Boris Johnson unveils Brexit celebration plans as prominent Remainers urge PM not to 'rub our noses in it'

Jacob Jarvis
AP

Boris Johnson has unveiled plans to celebrating the fruition of his "get Brexit done" pledge as Britain departs the EU on January 31.

The prime minister has spoke of his desire to "look ahead with confidence" next Friday, when Britain formally departs the bloc.

To mark the date, Mr Johnson will deliver a special address to the nation and Downing Street will be illuminated with a light display.

This is said to be designed to symbolise the strength and unity of the UK's four nations.

Union flags will line Parliament Square and the Mall while Government buildings on Whitehall will be lit up in red, white and blue throughout the evening.

A countdown clock will be projected onto Number 10's black bricks from 10pm on January 31. Big Ben, however, is not set to ring, as many Brexiteers had desired.

To coincided with the date, the new commemorative 50p coin will also go into circulation.

Mr Johnson said: "Next Friday marks an important moment in the history of our United Kingdom.

"No matter how you voted in 2016, it is the time to look ahead with confidence to the global, trail-blazing country we will become over the next decade and heal past divisions.

"That is what I will be doing on January 31 and I urge everyone across the UK to do the same."

Britain will formally depart the EU on January 31 (AFP via Getty Images)

However, despite his message to all sides of the debate, his plans have not been met with enthusiasm by those who did not back Brexit.

Former deputy prime minister Lord Heseltine told the Observer: "Brexit is the most divisive issue of modern times.
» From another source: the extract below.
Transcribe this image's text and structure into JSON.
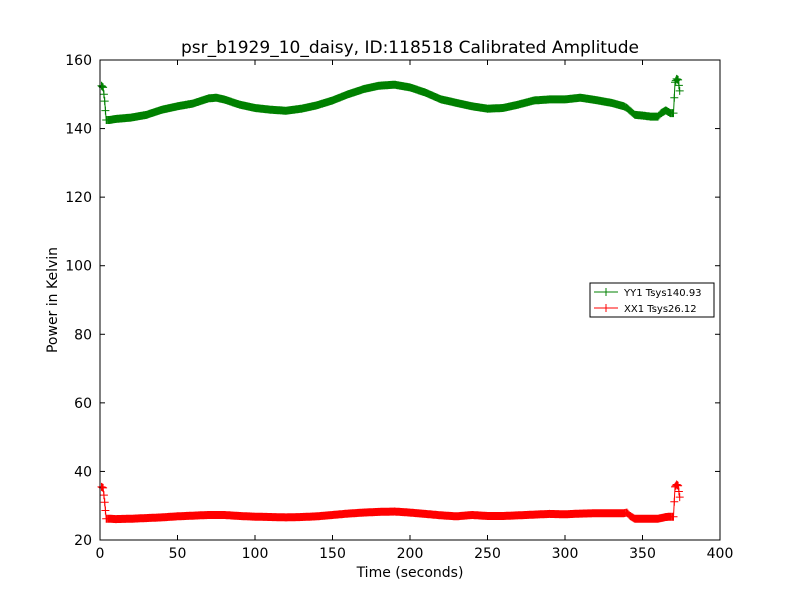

Those of us who fought to remain did so sincerely in the interests of our country and subsequent generations who we believe should be influential at the heart of Europe.

"I think it is unwise of the Government to rub our noses in it by celebrating our defeat at this hour, whilst talking about unifying the country."

Acting Liberal Democrats leader Ed Davey joined the criticism.

He said Mr Johnson should be using public money to unite the nation, "not gloat with an expensive party".

While the Scottish National Party's leader at Westminster, Ian Blackford, told the paper that "leaving the greatest postwar peace project ever created" was "not something we should be celebrating".